(Courtesy of MoviePosterDB)
Nearly every scene of Need For Speed, the latest video game franchise-turned-Hollywood-production directed by Scott Waugh, takes place in a car. That is not necessarily reason to scoff, but it is a noticeable limitation, especially when characters are not confined to their comfortably menacing headshots through the windshield. Throughout this movie’s extended car chases, the dialogue that really matters is between the cars themselves. The actors, like the shadowy drivers in automobile advertisements, are merely props.

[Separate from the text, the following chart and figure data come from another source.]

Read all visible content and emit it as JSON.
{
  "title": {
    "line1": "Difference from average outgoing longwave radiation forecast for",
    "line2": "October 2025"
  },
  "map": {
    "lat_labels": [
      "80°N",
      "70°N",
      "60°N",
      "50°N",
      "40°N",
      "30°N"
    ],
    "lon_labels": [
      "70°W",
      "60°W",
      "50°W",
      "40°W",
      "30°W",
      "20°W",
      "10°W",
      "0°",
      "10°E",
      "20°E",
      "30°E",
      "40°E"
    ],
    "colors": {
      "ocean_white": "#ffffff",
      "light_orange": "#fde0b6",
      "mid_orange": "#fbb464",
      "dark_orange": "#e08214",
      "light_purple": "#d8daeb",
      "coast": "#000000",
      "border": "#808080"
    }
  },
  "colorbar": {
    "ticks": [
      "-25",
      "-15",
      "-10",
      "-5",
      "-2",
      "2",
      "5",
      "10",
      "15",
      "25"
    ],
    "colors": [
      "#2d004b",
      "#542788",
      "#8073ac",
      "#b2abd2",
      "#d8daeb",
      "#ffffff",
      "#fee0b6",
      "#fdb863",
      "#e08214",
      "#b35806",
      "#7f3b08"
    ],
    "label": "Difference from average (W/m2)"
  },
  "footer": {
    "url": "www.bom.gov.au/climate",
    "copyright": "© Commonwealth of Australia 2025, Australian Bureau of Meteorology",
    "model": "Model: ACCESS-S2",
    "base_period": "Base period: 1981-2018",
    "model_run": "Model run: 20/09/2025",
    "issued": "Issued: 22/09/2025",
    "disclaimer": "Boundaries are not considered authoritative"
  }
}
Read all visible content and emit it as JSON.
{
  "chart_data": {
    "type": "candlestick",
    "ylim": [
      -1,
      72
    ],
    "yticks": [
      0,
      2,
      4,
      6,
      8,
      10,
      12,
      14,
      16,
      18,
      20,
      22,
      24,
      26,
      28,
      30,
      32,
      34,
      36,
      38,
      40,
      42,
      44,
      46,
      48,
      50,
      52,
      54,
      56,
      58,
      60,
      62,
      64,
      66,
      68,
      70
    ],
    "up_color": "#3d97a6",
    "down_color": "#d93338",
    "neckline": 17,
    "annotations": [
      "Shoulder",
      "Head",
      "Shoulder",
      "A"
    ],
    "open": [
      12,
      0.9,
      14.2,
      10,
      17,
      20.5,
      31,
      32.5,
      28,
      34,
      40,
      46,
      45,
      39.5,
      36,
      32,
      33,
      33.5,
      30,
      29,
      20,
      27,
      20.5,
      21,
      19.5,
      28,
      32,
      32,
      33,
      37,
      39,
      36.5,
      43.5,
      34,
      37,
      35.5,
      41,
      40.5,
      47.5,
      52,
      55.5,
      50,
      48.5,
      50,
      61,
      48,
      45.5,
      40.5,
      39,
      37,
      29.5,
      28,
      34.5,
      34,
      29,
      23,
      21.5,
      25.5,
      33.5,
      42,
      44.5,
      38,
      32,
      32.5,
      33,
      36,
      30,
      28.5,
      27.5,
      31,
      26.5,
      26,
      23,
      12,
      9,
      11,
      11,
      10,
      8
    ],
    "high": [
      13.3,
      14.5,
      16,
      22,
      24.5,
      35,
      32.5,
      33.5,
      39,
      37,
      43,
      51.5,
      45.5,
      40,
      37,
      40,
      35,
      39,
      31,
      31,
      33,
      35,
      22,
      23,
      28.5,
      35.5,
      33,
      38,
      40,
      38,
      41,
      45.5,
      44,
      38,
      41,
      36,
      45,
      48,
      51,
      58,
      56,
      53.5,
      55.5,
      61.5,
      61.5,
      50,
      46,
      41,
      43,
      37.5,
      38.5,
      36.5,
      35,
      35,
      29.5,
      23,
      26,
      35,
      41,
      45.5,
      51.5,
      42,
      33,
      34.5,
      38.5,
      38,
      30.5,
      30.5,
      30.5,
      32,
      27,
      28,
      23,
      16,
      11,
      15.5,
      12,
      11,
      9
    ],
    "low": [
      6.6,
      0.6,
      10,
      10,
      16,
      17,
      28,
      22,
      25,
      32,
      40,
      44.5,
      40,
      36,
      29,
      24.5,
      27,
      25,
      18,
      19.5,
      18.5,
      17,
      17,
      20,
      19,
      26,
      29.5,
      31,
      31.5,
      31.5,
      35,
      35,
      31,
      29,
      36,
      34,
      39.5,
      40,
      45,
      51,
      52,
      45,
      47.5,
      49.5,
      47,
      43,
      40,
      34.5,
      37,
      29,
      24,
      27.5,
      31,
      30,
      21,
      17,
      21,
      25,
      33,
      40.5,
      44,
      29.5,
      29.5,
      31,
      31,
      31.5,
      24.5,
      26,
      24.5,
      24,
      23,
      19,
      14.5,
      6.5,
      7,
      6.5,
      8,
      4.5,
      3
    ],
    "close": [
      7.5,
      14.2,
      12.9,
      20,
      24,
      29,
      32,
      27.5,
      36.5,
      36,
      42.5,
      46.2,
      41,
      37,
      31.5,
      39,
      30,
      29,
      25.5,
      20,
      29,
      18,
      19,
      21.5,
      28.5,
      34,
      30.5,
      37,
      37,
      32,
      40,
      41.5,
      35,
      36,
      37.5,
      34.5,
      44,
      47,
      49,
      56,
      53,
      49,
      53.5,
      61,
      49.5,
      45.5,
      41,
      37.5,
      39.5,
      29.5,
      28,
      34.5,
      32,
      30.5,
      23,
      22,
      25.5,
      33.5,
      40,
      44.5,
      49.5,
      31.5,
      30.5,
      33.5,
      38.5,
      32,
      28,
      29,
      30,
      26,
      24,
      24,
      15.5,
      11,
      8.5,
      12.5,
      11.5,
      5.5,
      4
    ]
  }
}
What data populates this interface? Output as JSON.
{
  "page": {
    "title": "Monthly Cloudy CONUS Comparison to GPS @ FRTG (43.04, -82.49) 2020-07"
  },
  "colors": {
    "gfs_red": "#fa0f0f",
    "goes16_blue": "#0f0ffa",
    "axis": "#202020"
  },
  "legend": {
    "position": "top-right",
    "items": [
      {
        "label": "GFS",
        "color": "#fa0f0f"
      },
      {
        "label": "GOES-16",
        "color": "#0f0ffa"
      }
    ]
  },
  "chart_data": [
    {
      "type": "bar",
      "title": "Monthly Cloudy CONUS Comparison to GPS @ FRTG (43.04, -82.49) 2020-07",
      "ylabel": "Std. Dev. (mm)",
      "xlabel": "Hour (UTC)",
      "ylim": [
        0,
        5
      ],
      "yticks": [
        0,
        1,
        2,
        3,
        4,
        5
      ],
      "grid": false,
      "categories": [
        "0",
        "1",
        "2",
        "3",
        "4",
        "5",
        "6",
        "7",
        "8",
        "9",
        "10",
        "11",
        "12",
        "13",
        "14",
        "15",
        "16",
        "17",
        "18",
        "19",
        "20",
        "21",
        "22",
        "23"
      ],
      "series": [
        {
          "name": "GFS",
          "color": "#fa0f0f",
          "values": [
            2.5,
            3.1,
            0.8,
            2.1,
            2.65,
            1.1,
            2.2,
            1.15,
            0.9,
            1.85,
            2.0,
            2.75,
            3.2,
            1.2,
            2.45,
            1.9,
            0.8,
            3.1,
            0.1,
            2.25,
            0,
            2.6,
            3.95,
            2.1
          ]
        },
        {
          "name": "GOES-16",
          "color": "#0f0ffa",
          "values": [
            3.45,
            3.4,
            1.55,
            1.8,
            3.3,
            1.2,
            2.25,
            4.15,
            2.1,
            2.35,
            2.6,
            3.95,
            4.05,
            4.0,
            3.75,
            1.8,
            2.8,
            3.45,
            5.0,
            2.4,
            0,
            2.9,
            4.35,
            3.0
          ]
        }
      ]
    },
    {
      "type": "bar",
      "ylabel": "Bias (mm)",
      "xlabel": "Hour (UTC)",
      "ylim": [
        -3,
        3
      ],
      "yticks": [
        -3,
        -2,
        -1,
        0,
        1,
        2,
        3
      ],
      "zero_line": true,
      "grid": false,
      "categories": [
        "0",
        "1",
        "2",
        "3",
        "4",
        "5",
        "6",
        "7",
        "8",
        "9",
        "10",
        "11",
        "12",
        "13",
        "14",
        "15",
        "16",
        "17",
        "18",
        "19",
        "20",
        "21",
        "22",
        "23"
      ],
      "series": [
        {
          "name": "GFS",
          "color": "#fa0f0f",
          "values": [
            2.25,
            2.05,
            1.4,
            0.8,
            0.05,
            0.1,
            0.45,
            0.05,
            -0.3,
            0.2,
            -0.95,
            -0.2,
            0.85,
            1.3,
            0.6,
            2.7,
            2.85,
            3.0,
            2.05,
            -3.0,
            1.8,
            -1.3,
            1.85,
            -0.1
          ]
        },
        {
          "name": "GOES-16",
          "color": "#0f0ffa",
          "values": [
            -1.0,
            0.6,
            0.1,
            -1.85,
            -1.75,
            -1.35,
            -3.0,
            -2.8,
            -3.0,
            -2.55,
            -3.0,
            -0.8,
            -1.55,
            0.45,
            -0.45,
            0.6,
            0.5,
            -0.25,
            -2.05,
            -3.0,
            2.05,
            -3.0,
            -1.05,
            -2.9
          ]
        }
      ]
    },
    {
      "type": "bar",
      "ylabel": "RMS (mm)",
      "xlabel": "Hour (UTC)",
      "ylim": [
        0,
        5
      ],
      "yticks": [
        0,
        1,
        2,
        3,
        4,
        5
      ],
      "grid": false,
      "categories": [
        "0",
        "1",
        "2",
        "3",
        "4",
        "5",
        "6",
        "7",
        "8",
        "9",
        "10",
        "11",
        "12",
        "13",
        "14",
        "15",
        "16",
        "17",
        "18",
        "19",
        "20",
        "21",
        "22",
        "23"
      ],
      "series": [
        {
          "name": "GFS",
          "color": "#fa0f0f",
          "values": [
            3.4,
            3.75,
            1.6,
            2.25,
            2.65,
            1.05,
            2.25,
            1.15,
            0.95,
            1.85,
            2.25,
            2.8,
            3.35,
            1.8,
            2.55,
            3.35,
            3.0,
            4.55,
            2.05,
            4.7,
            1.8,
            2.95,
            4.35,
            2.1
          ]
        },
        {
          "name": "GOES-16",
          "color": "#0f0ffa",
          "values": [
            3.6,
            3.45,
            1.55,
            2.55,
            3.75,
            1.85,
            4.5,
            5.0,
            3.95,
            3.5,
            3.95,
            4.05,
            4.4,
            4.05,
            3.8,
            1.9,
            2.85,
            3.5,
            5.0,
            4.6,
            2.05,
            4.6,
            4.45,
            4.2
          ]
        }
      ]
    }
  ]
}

The trading of tire screeching and engine revving —you quickly find— is the more important banter.
In reality, this is a feature length Ford Mustang commercial with a forced love connection and a lot of collateral damage. Aaron Paul, transitioning from his role on “Breaking Bad,” as Jesse Pinkman, plays Tobey Marshall, an illegal street racer and mechanic, slowly growling his lines. He runs a repair garage with some well-connected friends and pays the bills with his earnings on Mount Kisco, a racetrack in New York. Things are fine until Dino Brewster (Dominic Cooper), a former partner and now professional driver, stirs up trouble. Recklessly high-speed racing down highways, Dino bumps the back of Tobey’s friend Pete (Harrisson Gilbertson) forcing him to flip into a fiery death. Dino then frames Tobey, who is sent to jail for two years, vowing his revenge.
That is the short version of a very long opening to set the wheels in motion. Specifically, it allows Tobey to speed across the country in a rare Shelby Mustang to get even with Dino in California, at a secretive high stakes race. Tobey, however, has to get there in under 45 hours to qualify. Breaking parole, and bringing Julia (Imogen Poots), the Mustang’s cute owner, along for the ride, Tobey somehow hops across the country, navigating traffic and escape routes effortlessly.
This movie is based off the popular EA games franchise, but is more similar in style to Grand Theft Auto. As Tobey racks up mileage, so does the amount of civic destruction he has left in his path. When they crash or run into trouble, it is as though writer George Gatins just presses “Pause,” “Quit,” “Restart.” It makes the Fast and Furious series appear like the beacon of simple, star-and-diesel-fueled racing movies.
Keaton, whose enigmatic, yellow-spectacled DJ sponsors this death trap race, is probably the best part of the movie. He knows how ridiculous racing is, yet still embraces it, spinning in his chair and yelling into his webcam. Pretty soon though, even his redundant racing commentary becomes the typical shtick.
At over two hours long, it would seem necessary for Need For Speed to let Tobey consider the consequences of his high-risk vocation, especially after spending time in jail after putting countless lives in danger. There is no contemplation of actions here. The movie is as strictly focused as Tobey’s raging pursuit, which is not so ethically easy to root for either. Waugh, known for directing his first film Act of Valor, which has some blatant product placement, is primarily a stunt coordinator. Apparently all of the stunts committed in the movie are real. Still it is hard to tell the difference because everything about them feels false.